Sex ist wichtig für einen Menschen. Auch bei Babys sind die Grundfunktionen der Genitalien bereits aktiv. Säuglings Junge haben öfters eine sichtbare Erektion, welche sie sogar zu einem Höhepunkt bringen können (ohne Ejakulat. Wurde beobachtet, wenn Baby in einer Wippe sich selbst unzählige Male schaukelt). Jedoch ist klar, dass Erwachsene bei dieser Betätigung keine Hand anlegen sollten, denn ein Verbieten oder Abbruch der vom Baby ausgeführten Handlung führt dazu, dass das Baby so lernt, dass das Gefühl der Erregung (das bei Kindern oft als «schönes oder kribbeliges Gefühl im Körper bezeichnet wird), als Negativ verankert wird.

Auch bei Menschen mit körperlichen oder Geisteigen Beeinträchtigungen ist offensichtlich, dass Sexualität und Körperkontakt wichtig sind.

Und Singles?!
Küssen kann man sich selbst nicht. Aber wertvolle Berührungen sind möglich.

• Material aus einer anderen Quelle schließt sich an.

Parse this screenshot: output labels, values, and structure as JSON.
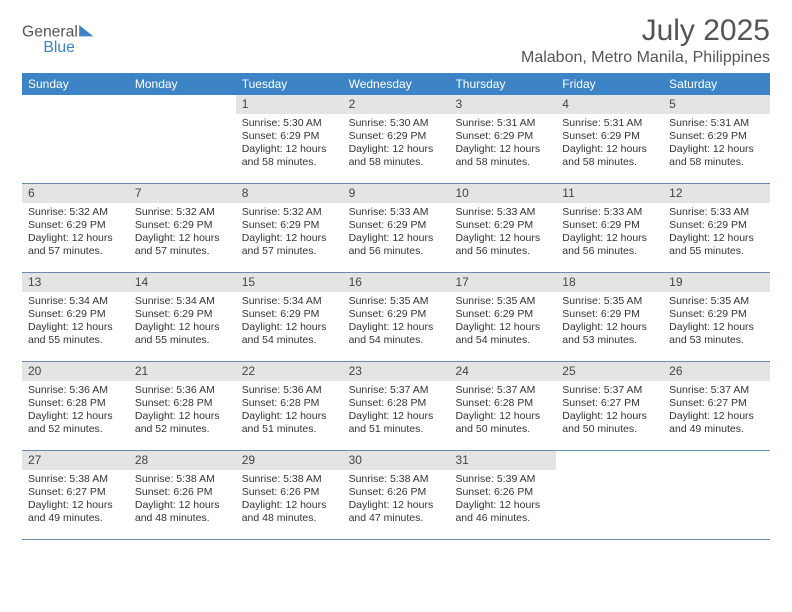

Im Sexological Bodywork nennen wir dies «Orgasmic Yoga». Hat nichts mit Yoga zu tun, aber mit «sich annehmen», Zeit und Aufmerksamkeit.

Wenn ein Mensch sich die Zeit nimmt, sich am ganzen Körper und ohne Kopfkino selbst zu liebkosen, die Haut zu streicheln ohne zu werten, mit sich in Kontakt zu kommen ohne Leistung erbringen zu müssen oder auf einen Orgasmus hin zu arbeiten, dann ist eine Verbdingung zu sich selbst und mehr Harmonie möglich.

Sich dem eigenen Rhythmus hingeben, ohne in Sexgedanken abzudriften oder einzuschlafen. Ohne das 08/15, erst du dann ich Rollenspiele. Nur mit sich selbst beschäftigt sein...

Auch mit Partner oder Partnerin ist dies möglich. Der eine Part ist Zuschauer ohne zu animieren oder zu kommentieren. Nur als stiller Beobachter oder dieser sich selbst erfährt ohne Wettrennen, wer mehr oder intensivere Gefühle der Erregung erlebt.

Es gibt unzählige Möglichkeiten für Körperkontakt alleine oder zu zweit. Den Flow kannst du immer erleben, jedoch musst du bereit sein und etwas wagen.

Ich wünsche allen Lesern eine schöne Zeit mit sich oder dem Sexualpartner.